En tant qu’institution du système des Nations Unies qui apporte le plus grand soutien à l’action climatique, avec un portefeuille de plus de 2 milliards de dollars de subventions, le PNUD aide les pays à accéder au financement de l’action climatique et à renforcer la mise en œuvre de leur CDN. Dans le cadre de sa Climate Promise, le PNUD mène des initiatives clés telles que l’élargissement de l’accès aux mini-réseaux solaires africains, l’accélération des initiatives locales d’adaptation, le renforcement de l’action climatique dans l’utilisation des terres et l’agriculture, la réduction de la déforestation tropicale et l’amélioration des systèmes d’alerte précoce et d’informations climatiques.

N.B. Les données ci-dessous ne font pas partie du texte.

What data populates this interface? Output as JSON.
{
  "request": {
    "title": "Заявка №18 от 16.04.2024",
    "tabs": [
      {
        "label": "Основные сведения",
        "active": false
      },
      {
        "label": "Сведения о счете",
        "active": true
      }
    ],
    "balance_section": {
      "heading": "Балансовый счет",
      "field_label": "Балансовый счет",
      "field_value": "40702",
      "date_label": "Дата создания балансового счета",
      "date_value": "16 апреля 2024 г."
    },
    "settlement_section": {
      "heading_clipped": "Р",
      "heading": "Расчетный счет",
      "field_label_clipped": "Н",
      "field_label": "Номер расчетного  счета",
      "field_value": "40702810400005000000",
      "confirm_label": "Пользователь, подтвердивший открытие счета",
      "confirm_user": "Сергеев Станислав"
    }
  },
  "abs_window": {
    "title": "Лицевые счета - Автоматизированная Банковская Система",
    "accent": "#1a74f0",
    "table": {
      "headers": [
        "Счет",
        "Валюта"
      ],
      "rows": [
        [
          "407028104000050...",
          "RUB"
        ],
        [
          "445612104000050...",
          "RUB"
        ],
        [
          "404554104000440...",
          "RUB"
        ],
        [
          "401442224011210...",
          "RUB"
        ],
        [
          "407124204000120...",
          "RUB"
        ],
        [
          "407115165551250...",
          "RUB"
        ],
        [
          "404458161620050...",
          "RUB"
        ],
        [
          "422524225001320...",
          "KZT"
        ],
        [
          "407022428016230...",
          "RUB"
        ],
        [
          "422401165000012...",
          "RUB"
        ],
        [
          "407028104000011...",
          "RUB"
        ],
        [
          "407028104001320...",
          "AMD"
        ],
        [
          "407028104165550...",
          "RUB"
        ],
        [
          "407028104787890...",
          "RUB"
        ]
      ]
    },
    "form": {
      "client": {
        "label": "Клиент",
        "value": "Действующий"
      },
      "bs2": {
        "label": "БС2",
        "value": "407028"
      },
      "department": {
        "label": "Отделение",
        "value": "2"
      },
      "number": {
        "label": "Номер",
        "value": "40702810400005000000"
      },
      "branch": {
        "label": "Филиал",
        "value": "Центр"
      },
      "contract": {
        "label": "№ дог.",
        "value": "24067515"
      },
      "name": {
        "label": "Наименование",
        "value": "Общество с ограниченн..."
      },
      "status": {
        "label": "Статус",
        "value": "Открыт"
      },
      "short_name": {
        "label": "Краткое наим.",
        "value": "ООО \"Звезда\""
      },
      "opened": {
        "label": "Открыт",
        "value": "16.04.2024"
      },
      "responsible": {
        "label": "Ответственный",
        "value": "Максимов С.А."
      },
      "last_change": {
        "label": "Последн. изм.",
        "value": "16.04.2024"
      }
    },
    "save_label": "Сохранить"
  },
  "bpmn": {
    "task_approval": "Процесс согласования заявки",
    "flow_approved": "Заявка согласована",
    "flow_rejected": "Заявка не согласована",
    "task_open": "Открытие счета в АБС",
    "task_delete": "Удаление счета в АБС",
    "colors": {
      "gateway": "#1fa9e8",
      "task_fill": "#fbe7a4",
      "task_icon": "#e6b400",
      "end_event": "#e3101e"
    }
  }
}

Reproduire rapidement ces travaux à plus grande échelle, par le biais d’investissements cruciaux, sera déterminant pour atteindre les objectifs des CDN. Nous appelons les pays à s’engager collectivement à réaliser des investissements audacieux pour lutter contre la crise climatique, en particulier dans les pays à faible revenu et à revenu intermédiaire. Il s’agit notamment d’étendre le financement, d’alléger la dette et d’apporter une assistance technique pour faire en sorte que ces nations disposent de la marge de manœuvre budgétaire nécessaire pour entreprendre des actions ambitieuses.

3. Les CDN ne peuvent être définies et mises en œuvre avec succès sans l’engagement actif et le leadership de tous les groupes de parties prenantes, en particulier ceux qui sont les plus touchés.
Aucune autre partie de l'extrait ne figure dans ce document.